Cette désacralisation des motifs est le principal moyen du film pour déverrouiller le regard du personnage et donc de la caméra. Ce qui rend fondamentale toute la partie après la séquence du compositeur tant elle incarne un chemin de croix où il doit affronter ces fantasmes avec un nouveau regard, recul et une certaine sincérité. Cette acceptation de la dualité arrive comme une réponse aux tensions modernes (romantisme) et post-modernes (cynisme, matérialisme) qui traversent le film, autant que les films précédents, pour dessiner les contours d’une réalité méta-moderne.
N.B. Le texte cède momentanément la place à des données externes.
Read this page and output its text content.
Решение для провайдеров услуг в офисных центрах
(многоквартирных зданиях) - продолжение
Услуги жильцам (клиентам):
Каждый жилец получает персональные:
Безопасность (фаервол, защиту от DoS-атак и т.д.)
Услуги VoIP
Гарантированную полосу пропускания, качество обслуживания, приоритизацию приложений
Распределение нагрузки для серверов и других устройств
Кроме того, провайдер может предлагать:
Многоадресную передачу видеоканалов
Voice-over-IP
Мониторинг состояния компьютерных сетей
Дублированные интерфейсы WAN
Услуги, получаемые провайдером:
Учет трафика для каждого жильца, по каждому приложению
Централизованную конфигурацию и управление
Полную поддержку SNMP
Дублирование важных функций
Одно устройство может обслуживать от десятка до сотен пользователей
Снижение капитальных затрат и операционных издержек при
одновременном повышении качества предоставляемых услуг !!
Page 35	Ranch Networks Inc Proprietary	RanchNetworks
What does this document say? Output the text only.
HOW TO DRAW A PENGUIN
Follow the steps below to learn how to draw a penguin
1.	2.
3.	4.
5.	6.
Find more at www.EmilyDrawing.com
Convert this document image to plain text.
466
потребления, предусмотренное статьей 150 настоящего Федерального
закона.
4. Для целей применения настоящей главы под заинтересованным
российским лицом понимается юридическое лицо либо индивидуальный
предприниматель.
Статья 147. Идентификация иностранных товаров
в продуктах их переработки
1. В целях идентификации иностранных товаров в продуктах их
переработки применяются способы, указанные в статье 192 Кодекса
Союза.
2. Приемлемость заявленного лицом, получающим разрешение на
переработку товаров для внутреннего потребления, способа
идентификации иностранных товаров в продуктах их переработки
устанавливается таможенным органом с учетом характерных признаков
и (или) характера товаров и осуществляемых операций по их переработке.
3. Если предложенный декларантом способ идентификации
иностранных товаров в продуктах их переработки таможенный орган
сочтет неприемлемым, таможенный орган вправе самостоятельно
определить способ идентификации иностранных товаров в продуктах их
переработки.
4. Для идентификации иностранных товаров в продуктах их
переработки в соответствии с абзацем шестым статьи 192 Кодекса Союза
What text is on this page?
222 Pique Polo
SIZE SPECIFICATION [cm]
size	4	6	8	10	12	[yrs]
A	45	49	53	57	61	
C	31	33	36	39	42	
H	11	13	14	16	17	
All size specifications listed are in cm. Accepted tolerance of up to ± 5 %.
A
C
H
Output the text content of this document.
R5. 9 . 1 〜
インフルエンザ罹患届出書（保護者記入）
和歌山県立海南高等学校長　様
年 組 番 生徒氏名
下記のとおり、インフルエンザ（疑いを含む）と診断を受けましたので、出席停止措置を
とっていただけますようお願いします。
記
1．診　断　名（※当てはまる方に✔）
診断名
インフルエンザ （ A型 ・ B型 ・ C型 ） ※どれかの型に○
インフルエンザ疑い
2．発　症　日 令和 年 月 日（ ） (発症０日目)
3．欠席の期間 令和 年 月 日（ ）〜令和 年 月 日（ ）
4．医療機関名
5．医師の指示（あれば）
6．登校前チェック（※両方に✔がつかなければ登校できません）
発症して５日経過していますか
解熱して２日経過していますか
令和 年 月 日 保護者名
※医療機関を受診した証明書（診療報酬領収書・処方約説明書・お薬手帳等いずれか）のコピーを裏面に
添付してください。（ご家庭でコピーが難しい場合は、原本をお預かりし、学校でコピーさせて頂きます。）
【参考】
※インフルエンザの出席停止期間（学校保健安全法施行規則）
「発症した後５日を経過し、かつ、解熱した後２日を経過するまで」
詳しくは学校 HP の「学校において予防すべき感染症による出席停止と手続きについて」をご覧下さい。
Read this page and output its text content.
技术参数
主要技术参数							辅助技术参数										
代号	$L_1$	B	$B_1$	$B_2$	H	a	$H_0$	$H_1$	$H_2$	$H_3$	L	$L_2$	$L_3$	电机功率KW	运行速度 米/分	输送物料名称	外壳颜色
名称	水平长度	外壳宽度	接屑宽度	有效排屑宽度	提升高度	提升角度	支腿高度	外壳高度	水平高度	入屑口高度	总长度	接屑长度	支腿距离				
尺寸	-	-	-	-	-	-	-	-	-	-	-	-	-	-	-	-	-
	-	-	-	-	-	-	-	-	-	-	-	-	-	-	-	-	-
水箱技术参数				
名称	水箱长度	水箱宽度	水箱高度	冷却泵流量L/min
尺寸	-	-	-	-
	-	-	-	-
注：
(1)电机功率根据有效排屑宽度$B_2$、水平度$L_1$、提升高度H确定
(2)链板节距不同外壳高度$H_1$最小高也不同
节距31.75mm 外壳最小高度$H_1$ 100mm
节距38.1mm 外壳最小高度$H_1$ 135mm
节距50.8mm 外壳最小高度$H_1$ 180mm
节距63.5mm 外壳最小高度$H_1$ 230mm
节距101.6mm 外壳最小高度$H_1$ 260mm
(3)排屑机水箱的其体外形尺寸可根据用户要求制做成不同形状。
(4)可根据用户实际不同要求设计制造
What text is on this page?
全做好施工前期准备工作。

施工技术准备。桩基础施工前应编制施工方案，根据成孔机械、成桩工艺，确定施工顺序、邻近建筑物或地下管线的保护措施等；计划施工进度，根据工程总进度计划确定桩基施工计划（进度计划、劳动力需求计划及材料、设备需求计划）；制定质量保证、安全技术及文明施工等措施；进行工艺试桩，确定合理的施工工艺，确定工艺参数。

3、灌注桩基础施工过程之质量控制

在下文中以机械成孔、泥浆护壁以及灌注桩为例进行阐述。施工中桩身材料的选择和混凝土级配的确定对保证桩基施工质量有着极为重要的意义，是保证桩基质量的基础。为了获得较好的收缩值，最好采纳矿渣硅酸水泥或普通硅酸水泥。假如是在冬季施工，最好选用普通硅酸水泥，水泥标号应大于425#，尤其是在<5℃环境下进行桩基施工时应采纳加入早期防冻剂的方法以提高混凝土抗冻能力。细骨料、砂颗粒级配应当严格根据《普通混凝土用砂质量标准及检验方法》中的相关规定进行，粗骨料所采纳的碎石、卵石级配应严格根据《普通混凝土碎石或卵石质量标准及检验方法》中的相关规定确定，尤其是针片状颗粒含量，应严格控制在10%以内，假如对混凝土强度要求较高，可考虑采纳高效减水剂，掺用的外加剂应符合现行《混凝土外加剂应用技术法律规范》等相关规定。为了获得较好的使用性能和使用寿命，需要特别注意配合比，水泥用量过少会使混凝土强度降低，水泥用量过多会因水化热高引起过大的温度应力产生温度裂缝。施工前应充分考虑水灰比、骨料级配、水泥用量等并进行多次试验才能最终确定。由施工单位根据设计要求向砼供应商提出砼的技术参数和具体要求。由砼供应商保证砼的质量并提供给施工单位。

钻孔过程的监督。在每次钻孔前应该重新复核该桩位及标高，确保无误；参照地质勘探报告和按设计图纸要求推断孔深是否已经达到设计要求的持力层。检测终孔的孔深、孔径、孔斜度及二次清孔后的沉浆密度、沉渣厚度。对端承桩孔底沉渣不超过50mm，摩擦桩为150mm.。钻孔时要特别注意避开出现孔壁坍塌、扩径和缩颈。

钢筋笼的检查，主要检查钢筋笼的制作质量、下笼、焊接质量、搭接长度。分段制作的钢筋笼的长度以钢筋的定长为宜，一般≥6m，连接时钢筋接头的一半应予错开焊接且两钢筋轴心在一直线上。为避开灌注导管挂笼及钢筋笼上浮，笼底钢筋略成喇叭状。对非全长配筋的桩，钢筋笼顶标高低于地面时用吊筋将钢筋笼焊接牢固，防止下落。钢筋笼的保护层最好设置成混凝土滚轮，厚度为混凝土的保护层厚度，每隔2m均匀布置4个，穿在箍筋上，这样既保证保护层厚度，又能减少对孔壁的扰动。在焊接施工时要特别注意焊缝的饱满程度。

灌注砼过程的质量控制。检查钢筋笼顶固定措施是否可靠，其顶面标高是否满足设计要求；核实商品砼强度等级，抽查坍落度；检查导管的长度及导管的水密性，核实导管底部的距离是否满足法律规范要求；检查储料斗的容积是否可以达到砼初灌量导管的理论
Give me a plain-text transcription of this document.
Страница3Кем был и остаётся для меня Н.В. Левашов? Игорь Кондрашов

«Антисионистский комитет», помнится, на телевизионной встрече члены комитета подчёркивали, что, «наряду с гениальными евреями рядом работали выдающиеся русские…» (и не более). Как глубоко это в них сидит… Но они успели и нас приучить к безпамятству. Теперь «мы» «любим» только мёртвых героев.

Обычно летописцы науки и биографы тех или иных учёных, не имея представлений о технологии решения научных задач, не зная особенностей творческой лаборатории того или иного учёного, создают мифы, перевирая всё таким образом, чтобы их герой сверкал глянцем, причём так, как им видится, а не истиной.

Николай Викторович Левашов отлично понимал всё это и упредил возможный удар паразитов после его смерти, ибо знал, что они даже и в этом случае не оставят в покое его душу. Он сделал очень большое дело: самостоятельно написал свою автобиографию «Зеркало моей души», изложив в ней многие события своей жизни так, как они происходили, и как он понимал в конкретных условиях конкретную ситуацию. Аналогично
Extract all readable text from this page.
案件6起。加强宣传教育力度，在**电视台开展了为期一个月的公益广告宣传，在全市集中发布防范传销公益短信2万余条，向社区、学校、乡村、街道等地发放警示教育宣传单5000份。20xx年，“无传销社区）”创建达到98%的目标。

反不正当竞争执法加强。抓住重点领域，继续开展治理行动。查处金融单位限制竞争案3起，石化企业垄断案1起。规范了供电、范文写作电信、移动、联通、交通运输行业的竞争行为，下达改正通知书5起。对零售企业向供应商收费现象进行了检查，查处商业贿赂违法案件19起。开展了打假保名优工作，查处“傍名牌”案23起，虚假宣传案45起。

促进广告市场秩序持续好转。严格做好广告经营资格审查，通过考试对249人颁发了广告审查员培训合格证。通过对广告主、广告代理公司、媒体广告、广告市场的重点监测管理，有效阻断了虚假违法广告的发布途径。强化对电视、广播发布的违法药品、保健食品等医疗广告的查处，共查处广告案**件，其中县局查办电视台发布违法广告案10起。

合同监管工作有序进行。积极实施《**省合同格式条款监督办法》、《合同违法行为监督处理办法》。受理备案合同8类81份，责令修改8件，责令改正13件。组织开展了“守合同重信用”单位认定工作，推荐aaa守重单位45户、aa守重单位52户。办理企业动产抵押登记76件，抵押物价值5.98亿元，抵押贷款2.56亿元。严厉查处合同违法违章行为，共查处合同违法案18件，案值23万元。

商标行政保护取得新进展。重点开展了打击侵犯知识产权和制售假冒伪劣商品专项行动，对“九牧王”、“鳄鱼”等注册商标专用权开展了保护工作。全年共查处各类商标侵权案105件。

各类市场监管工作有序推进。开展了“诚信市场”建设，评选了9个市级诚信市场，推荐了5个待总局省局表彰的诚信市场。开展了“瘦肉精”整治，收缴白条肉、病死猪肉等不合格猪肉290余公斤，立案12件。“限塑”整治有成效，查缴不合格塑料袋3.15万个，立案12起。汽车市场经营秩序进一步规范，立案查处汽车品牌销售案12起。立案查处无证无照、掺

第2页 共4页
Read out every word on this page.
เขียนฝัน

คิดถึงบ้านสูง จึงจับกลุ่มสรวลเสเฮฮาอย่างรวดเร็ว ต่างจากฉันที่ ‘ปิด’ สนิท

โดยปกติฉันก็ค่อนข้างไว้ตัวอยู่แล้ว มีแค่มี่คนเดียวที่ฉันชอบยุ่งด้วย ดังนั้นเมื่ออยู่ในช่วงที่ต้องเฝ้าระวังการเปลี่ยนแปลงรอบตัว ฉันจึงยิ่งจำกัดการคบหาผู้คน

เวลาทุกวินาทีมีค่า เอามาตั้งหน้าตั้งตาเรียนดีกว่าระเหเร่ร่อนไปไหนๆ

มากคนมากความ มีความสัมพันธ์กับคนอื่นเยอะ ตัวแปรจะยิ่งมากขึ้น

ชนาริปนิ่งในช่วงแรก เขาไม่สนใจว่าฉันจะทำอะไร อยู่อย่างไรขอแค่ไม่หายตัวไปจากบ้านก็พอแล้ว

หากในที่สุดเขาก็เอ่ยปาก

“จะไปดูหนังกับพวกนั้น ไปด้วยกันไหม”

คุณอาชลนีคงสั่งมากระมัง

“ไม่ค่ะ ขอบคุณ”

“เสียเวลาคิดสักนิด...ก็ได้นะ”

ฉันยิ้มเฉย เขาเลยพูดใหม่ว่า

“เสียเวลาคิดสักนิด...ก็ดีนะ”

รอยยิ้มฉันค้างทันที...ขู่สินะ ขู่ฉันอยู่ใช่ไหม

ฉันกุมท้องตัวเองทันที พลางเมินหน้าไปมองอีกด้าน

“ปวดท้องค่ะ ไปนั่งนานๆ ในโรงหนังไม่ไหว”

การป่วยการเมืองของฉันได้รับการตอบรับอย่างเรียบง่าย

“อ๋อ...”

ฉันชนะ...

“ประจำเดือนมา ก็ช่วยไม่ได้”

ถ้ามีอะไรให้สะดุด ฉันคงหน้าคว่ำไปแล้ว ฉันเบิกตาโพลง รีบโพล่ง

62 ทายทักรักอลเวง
On peut définir la méta-modernité comme un concept né en réaction à la post-modernité, qui construit une médiation entre des aspects modernistes et postmodernistes. Le préfixe méta est utilisé dans le sens de l’alternance, une oscillation entre l’enthousiasme du modernisme et le ridicule postmoderne, entre espoir et mélancolie, entre simplicité et conscience, empathie et apathie, unité et pluralité. Le mouvement se trouve au centre de cette conception, voyant l’individu comme une page blanche en constante construction, aux sens et limites jamais fixes. Le fait que Sam porte un t-shirt blanc n’est pas anodin après la séquence du producteur, il reconstruit son regard sur cette dynamique ce qui transforme complètement sa perception par exemple du complot qu’il poursuit. Là où avant, le complot était une manifestation d’une névrose voulant absolument ordonner un environnement, ici, il devient quelque chose d’absurde et mégalomaniaque.
Le film entier se révèle, en réalité, comme entièrement méta-moderne, tant le sens de l’environnement et ses motifs sont représentés dès le début comme en mouvement et construits de manière individuelle par le regard de chacun, ici celui de Sam. Mais aussi le nôtre, à l’image de cette séquence à la fin où le personnage est interrogé sur le fait ou non qu’il soit le tueur aux chiens. Ces accès de violences et de nombreux motifs tout au long du film laissent à penser un tel non-dit, mais le film remet explicitement ça en question en dévoilant certainement la scène la plus sincère et vulnérable pour le personnage de Sam, rendant toute cette détresse intime qui finalement peut expliquer son comportement. Concluant dès lors sur Sam regardant un classique du muet, où il y a une nouvelle motivation pour aller de l’avant, mettant en perspective que nous, comme Sam, nous construisons du sens à ces motifs et situations par notre ressenti et notre expérience. Car cette phrase, cet extrait d’un film de Janet Gaynor, trouve ce sens au travers de tout ce qu’a vécu le personnage les jours auparavant.